As I understand it, the concerns underlying the proposed amendment appear to be that debtors might falsely declare that they had co-operated with their secured lender when they had not, in fact, done so and that the abolition of the cut-off date in section 115A of the principal Act under section 14(c) of this Bill carries a risk that debtors might prospectively go into arrears with a view to obtaining a personal insolvency arrangement.

Having considered this amendment very carefully, the Minister is not satisfied that these amendments are, in practice, necessary or desirable. Having consulted with the Insolvency Service of Ireland, the Minister considers that the risk that debtors would prospectively go into arrears with a view to obtaining a personal insolvency arrangement is very low. This was a concern held by some when the Personal Insolvency Act 2012 first came into operation but, based on the experience to date, this concern was not warranted.

Further, under the principal Act, the insolvency service and the court must be satisfied that the debtor meets the eligibility criteria. This is determined by way of their having regard to the documents provided with an application. As mentioned earlier, the application must be accompanied by either a declaration by the debtor under section 91(1)(g) or the PIP's confirmation under section 91(2), the MARP override letter. The proposed amendments delete the reference to such documentation but do not suggest alternative documentation to be used in their stead.
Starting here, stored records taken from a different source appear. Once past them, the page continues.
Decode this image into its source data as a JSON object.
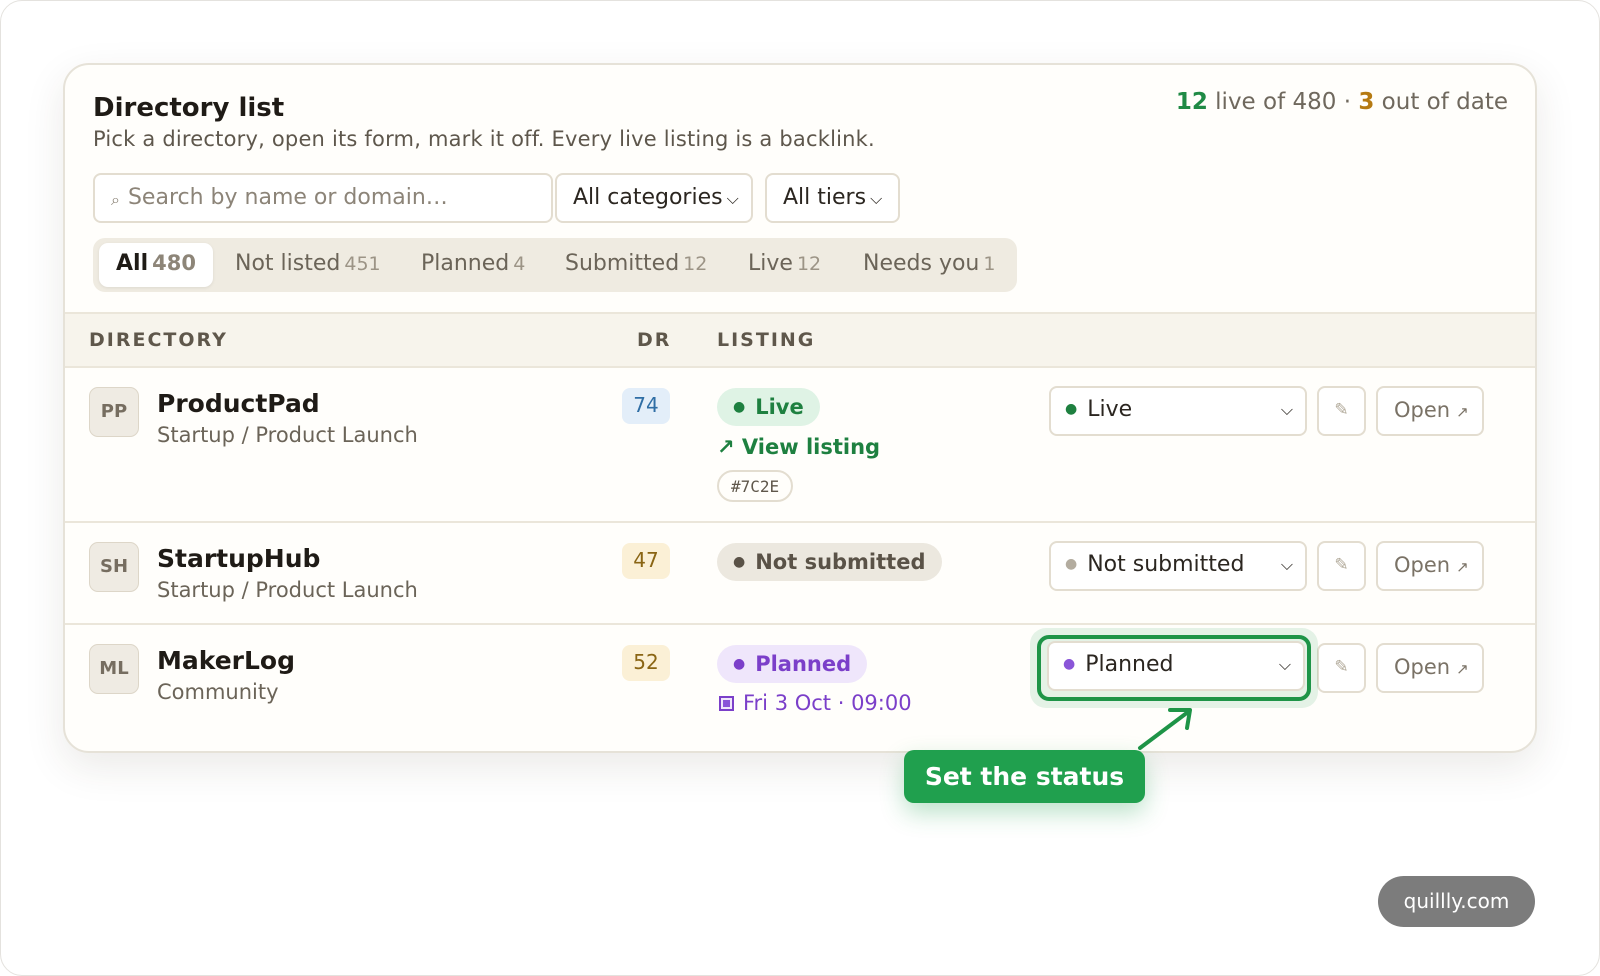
{
  "header": {
    "title": "Directory list",
    "subtitle": "Pick a directory, open its form, mark it off. Every live listing is a backlink.",
    "stats": {
      "live_count": "12",
      "live_text": " live of 480 · ",
      "out_count": "3",
      "out_text": " out of date"
    }
  },
  "filters": {
    "search_placeholder": "Search by name or domain…",
    "category_label": "All categories",
    "tier_label": "All tiers"
  },
  "tabs": [
    {
      "label": "All",
      "count": "480"
    },
    {
      "label": "Not listed",
      "count": "451"
    },
    {
      "label": "Planned",
      "count": "4"
    },
    {
      "label": "Submitted",
      "count": "12"
    },
    {
      "label": "Live",
      "count": "12"
    },
    {
      "label": "Needs you",
      "count": "1"
    }
  ],
  "table": {
    "columns": {
      "directory": "DIRECTORY",
      "dr": "DR",
      "listing": "LISTING"
    },
    "rows": [
      {
        "initials": "PP",
        "name": "ProductPad",
        "category": "Startup / Product Launch",
        "dr": "74",
        "status_pill": "Live",
        "link_text": "View listing",
        "tag": "#7C2E",
        "select_value": "Live",
        "open_label": "Open"
      },
      {
        "initials": "SH",
        "name": "StartupHub",
        "category": "Startup / Product Launch",
        "dr": "47",
        "status_pill": "Not submitted",
        "select_value": "Not submitted",
        "open_label": "Open"
      },
      {
        "initials": "ML",
        "name": "MakerLog",
        "category": "Community",
        "dr": "52",
        "status_pill": "Planned",
        "date": "Fri 3 Oct · 09:00",
        "select_value": "Planned",
        "open_label": "Open"
      }
    ]
  },
  "callout": {
    "text": "Set the status"
  },
  "watermark": "quillly.com",
  "colors": {
    "accent_green": "#1e9447",
    "live_green": "#1e8040",
    "planned_purple": "#7b3fc9",
    "amber": "#b57a12",
    "card_border": "#e6e2d8"
  },
  "icons": {
    "search": "search-icon",
    "chevron": "chevron-down-icon",
    "edit": "pencil-icon",
    "external": "external-link-icon",
    "calendar": "calendar-icon"
  }
}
The requirement for the PIP debtor to establish that either the debtor has co-operated or, in the absence of that proof, that the potential alternative repayment arrangement available from the secured creditor would not enable the debtor to achieve solvency within five years could overcomplicate the eligibility requirements and make the process far more adversarial and documentation heavy. The secured creditor would have full records of all contacts and payments made by the debtor and so is well placed to challenge any apparent inconsistency.Although the proposed amendment might be intended to ensure that engagement is more likely, this uncertainty could result in a negative unintended consequence and might actually reduce engagement and participation in the process on the part of some debtors. On that basis, perhaps it is not the type of amendment that should be made at this stage.

It must be borne in mind that, under the personal insolvency framework, it is very much in the interest of the debtor to exhaust the process of engagement with the secured creditor before going down the personal insolvency route. The debtor needs the consent of a majority of creditors under the Act in order to secure their agreement to his or her proposal for a personal insolvency arrangement at the creditors' meeting. He or she has every incentive, even at that stage, to co-operate with the secured creditor. Failure to co-operate would make it much more difficult to obtain the consent of the secured lender. It is true that should the creditors refuse consent, the debtor has the option of applying for a court review under section 115A on condition that his or her home mortgage arrears are included in the proposed personal insolvency arrangement. Under section 115A(10)(a), the mandatory requirement to be considered and applied by the court in considering the debtor's application for a review expressly include the quality of the debtor's engagement with the secured lender. There is, therefore, a renewed and specific focus on that issue and the courts can and do question the quality of this engagement under section 115A, especially if this is raised by the creditor.

A further concern is that the proposed amendment to section 91(2) could be seen as undermining the independence and integrity of the personal insolvency practitioner. In view of these considerations, the Minister is not in a position to agree to the amendment and I ask the Senator to consider withdrawing it.